Disparity between Physical Capacity and Participation in Seniors with Chronic Disease

Abstract
Consistently low rates of physical activity are reported for older adults, and there is even lower participation if a chronic disease is present. To explore the predictors of physical capacity and participation in older community-dwelling individuals living with multiple chronic diseases. This was a descriptive cross-sectional investigation of physical capacity (physiological potential) and physical activity participation (recorded engagement in physical activity). Multiple regression and odds ratios were used to investigate determinants of physical capacity (6-min walk test) and physical activity participation (Physical Activity Scale for Individuals with Physical Disabilities Questionnaire; pedometer steps per day).
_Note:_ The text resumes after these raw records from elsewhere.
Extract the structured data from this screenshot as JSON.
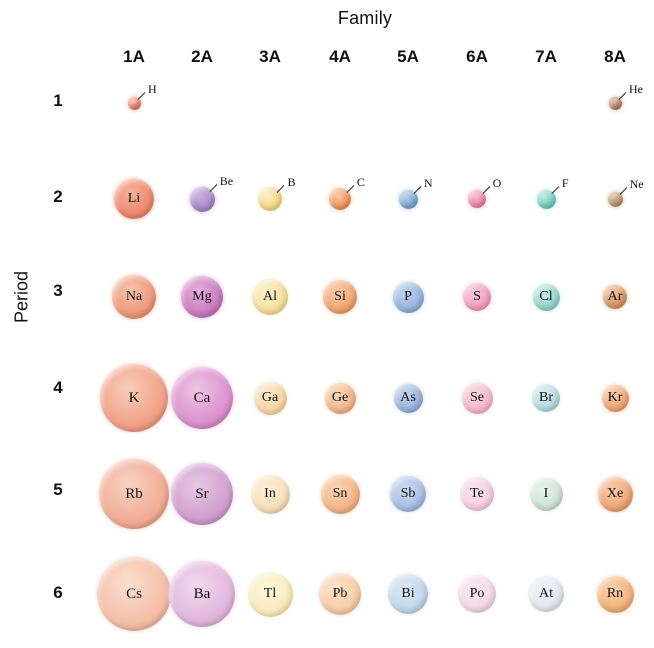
{
  "title": "Family",
  "axis_label": "Period",
  "families": [
    "1A",
    "2A",
    "3A",
    "4A",
    "5A",
    "6A",
    "7A",
    "8A"
  ],
  "periods": [
    "1",
    "2",
    "3",
    "4",
    "5",
    "6"
  ],
  "elements": [
    {
      "symbol": "H",
      "family": "1A",
      "period": "1",
      "col": 0,
      "row": 0,
      "size": 13,
      "color": "#e5604e",
      "light": "#f7ad9d",
      "label_outside": true
    },
    {
      "symbol": "He",
      "family": "8A",
      "period": "1",
      "col": 7,
      "row": 0,
      "size": 13,
      "color": "#a06e4e",
      "light": "#d2a88c",
      "label_outside": true
    },
    {
      "symbol": "Li",
      "family": "1A",
      "period": "2",
      "col": 0,
      "row": 1,
      "size": 40,
      "color": "#ec7a5c",
      "light": "#f6b29e",
      "label_outside": false
    },
    {
      "symbol": "Be",
      "family": "2A",
      "period": "2",
      "col": 1,
      "row": 1,
      "size": 25,
      "color": "#9e7cc0",
      "light": "#c9aede",
      "label_outside": true
    },
    {
      "symbol": "B",
      "family": "3A",
      "period": "2",
      "col": 2,
      "row": 1,
      "size": 24,
      "color": "#f4cf6e",
      "light": "#fcefc2",
      "label_outside": true
    },
    {
      "symbol": "C",
      "family": "4A",
      "period": "2",
      "col": 3,
      "row": 1,
      "size": 22,
      "color": "#ec8040",
      "light": "#f8c8a0",
      "label_outside": true
    },
    {
      "symbol": "N",
      "family": "5A",
      "period": "2",
      "col": 4,
      "row": 1,
      "size": 19,
      "color": "#6e96cc",
      "light": "#b0c8e8",
      "label_outside": true
    },
    {
      "symbol": "O",
      "family": "6A",
      "period": "2",
      "col": 5,
      "row": 1,
      "size": 18,
      "color": "#ec6f9a",
      "light": "#f8b8cc",
      "label_outside": true
    },
    {
      "symbol": "F",
      "family": "7A",
      "period": "2",
      "col": 6,
      "row": 1,
      "size": 19,
      "color": "#58c4ac",
      "light": "#b0e8d8",
      "label_outside": true
    },
    {
      "symbol": "Ne",
      "family": "8A",
      "period": "2",
      "col": 7,
      "row": 1,
      "size": 15,
      "color": "#b08055",
      "light": "#d8b898",
      "label_outside": true
    },
    {
      "symbol": "Na",
      "family": "1A",
      "period": "3",
      "col": 0,
      "row": 2,
      "size": 44,
      "color": "#ea8a6a",
      "light": "#f8c4ac",
      "label_outside": false
    },
    {
      "symbol": "Mg",
      "family": "2A",
      "period": "3",
      "col": 1,
      "row": 2,
      "size": 42,
      "color": "#c06cb4",
      "light": "#e6b0dc",
      "label_outside": false
    },
    {
      "symbol": "Al",
      "family": "3A",
      "period": "3",
      "col": 2,
      "row": 2,
      "size": 36,
      "color": "#f7d78c",
      "light": "#fdf2cc",
      "label_outside": false
    },
    {
      "symbol": "Si",
      "family": "4A",
      "period": "3",
      "col": 3,
      "row": 2,
      "size": 34,
      "color": "#ef935c",
      "light": "#f8cfa8",
      "label_outside": false
    },
    {
      "symbol": "P",
      "family": "5A",
      "period": "3",
      "col": 4,
      "row": 2,
      "size": 31,
      "color": "#84a8d8",
      "light": "#c2d6ee",
      "label_outside": false
    },
    {
      "symbol": "S",
      "family": "6A",
      "period": "3",
      "col": 5,
      "row": 2,
      "size": 28,
      "color": "#f08cb0",
      "light": "#f8ccdc",
      "label_outside": false
    },
    {
      "symbol": "Cl",
      "family": "7A",
      "period": "3",
      "col": 6,
      "row": 2,
      "size": 27,
      "color": "#7eccc4",
      "light": "#c6ece6",
      "label_outside": false
    },
    {
      "symbol": "Ar",
      "family": "8A",
      "period": "3",
      "col": 7,
      "row": 2,
      "size": 24,
      "color": "#d4854f",
      "light": "#eec49c",
      "label_outside": false
    },
    {
      "symbol": "K",
      "family": "1A",
      "period": "4",
      "col": 0,
      "row": 3,
      "size": 68,
      "color": "#ee9579",
      "light": "#f8cdb8",
      "label_outside": false
    },
    {
      "symbol": "Ca",
      "family": "2A",
      "period": "4",
      "col": 1,
      "row": 3,
      "size": 62,
      "color": "#d583c6",
      "light": "#eec4e4",
      "label_outside": false
    },
    {
      "symbol": "Ga",
      "family": "3A",
      "period": "4",
      "col": 2,
      "row": 3,
      "size": 33,
      "color": "#f4cf9a",
      "light": "#fbeacc",
      "label_outside": false
    },
    {
      "symbol": "Ge",
      "family": "4A",
      "period": "4",
      "col": 3,
      "row": 3,
      "size": 31,
      "color": "#efab7c",
      "light": "#f8d7b8",
      "label_outside": false
    },
    {
      "symbol": "As",
      "family": "5A",
      "period": "4",
      "col": 4,
      "row": 3,
      "size": 29,
      "color": "#8aa8d4",
      "light": "#c4d4ec",
      "label_outside": false
    },
    {
      "symbol": "Se",
      "family": "6A",
      "period": "4",
      "col": 5,
      "row": 3,
      "size": 31,
      "color": "#f4aec4",
      "light": "#fad6e0",
      "label_outside": false
    },
    {
      "symbol": "Br",
      "family": "7A",
      "period": "4",
      "col": 6,
      "row": 3,
      "size": 28,
      "color": "#a8d4d8",
      "light": "#d6eef0",
      "label_outside": false
    },
    {
      "symbol": "Kr",
      "family": "8A",
      "period": "4",
      "col": 7,
      "row": 3,
      "size": 27,
      "color": "#ea9a5e",
      "light": "#f6ccaa",
      "label_outside": false
    },
    {
      "symbol": "Rb",
      "family": "1A",
      "period": "5",
      "col": 0,
      "row": 4,
      "size": 70,
      "color": "#efa088",
      "light": "#f9d2c2",
      "label_outside": false
    },
    {
      "symbol": "Sr",
      "family": "2A",
      "period": "5",
      "col": 1,
      "row": 4,
      "size": 62,
      "color": "#ca93c8",
      "light": "#e8c8e4",
      "label_outside": false
    },
    {
      "symbol": "In",
      "family": "3A",
      "period": "5",
      "col": 2,
      "row": 4,
      "size": 39,
      "color": "#f8d7ae",
      "light": "#fdf0da",
      "label_outside": false
    },
    {
      "symbol": "Sn",
      "family": "4A",
      "period": "5",
      "col": 3,
      "row": 4,
      "size": 39,
      "color": "#f1a976",
      "light": "#f9d6b4",
      "label_outside": false
    },
    {
      "symbol": "Sb",
      "family": "5A",
      "period": "5",
      "col": 4,
      "row": 4,
      "size": 36,
      "color": "#9cb4de",
      "light": "#ccdaf0",
      "label_outside": false
    },
    {
      "symbol": "Te",
      "family": "6A",
      "period": "5",
      "col": 5,
      "row": 4,
      "size": 34,
      "color": "#f5c6da",
      "light": "#fbe6ee",
      "label_outside": false
    },
    {
      "symbol": "I",
      "family": "7A",
      "period": "5",
      "col": 6,
      "row": 4,
      "size": 33,
      "color": "#c4dfd0",
      "light": "#e6f3ec",
      "label_outside": false
    },
    {
      "symbol": "Xe",
      "family": "8A",
      "period": "5",
      "col": 7,
      "row": 4,
      "size": 35,
      "color": "#ec9a62",
      "light": "#f7ccab",
      "label_outside": false
    },
    {
      "symbol": "Cs",
      "family": "1A",
      "period": "6",
      "col": 0,
      "row": 5,
      "size": 74,
      "color": "#f3b49a",
      "light": "#fbdfd0",
      "label_outside": false
    },
    {
      "symbol": "Ba",
      "family": "2A",
      "period": "6",
      "col": 1,
      "row": 5,
      "size": 66,
      "color": "#dcaed8",
      "light": "#f1d8ee",
      "label_outside": false
    },
    {
      "symbol": "Tl",
      "family": "3A",
      "period": "6",
      "col": 2,
      "row": 5,
      "size": 45,
      "color": "#f8e8b0",
      "light": "#fdf6dc",
      "label_outside": false
    },
    {
      "symbol": "Pb",
      "family": "4A",
      "period": "6",
      "col": 3,
      "row": 5,
      "size": 42,
      "color": "#f6c49a",
      "light": "#fce4cc",
      "label_outside": false
    },
    {
      "symbol": "Bi",
      "family": "5A",
      "period": "6",
      "col": 4,
      "row": 5,
      "size": 40,
      "color": "#b8d0e8",
      "light": "#ddeaf5",
      "label_outside": false
    },
    {
      "symbol": "Po",
      "family": "6A",
      "period": "6",
      "col": 5,
      "row": 5,
      "size": 38,
      "color": "#efd4e0",
      "light": "#f9ebf1",
      "label_outside": false
    },
    {
      "symbol": "At",
      "family": "7A",
      "period": "6",
      "col": 6,
      "row": 5,
      "size": 36,
      "color": "#dde4ea",
      "light": "#f1f4f7",
      "label_outside": false
    },
    {
      "symbol": "Rn",
      "family": "8A",
      "period": "6",
      "col": 7,
      "row": 5,
      "size": 37,
      "color": "#efa865",
      "light": "#f8d4ae",
      "label_outside": false
    }
  ]
}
Two hundred community-dwelling ambulatory participants living with two or more chronic diseases were assessed. Sixty-five percent (65%) were women, and the mean age was 74 +/- 6 yr (range 65-90 yr). Mobility (timed up and go) was a consistent determinant across all three primary outcomes. For the 6-min walk test, determinants included mobility, BMI, grip strength, number of medications, leg strength, balance, and Chronic Disease Management Self-Efficacy Scale (r2 = 0.58; P = 0.000). The determinants for the self-reported participation measure (Physical Activity Scale for Individuals with Physical Disabilities Questionnaire) was mobility (r2 = 0.04; P = 0.007). For the mean daily pedometer steps, the determinants included mobility, body mass index (BMI), age, and Chronic Disease Management Self-Efficacy Scale (r2 = 0.27; P = 0.000). There were higher risks for inactivity associated with impairments compared with the presence of a chronic disease. In addition, more than a third of participants had sufficient physical capacity but did not meet minimal recommendations of physical activity. This study suggests that it is easier to predict an individual's physical capacity than their actual physical participation.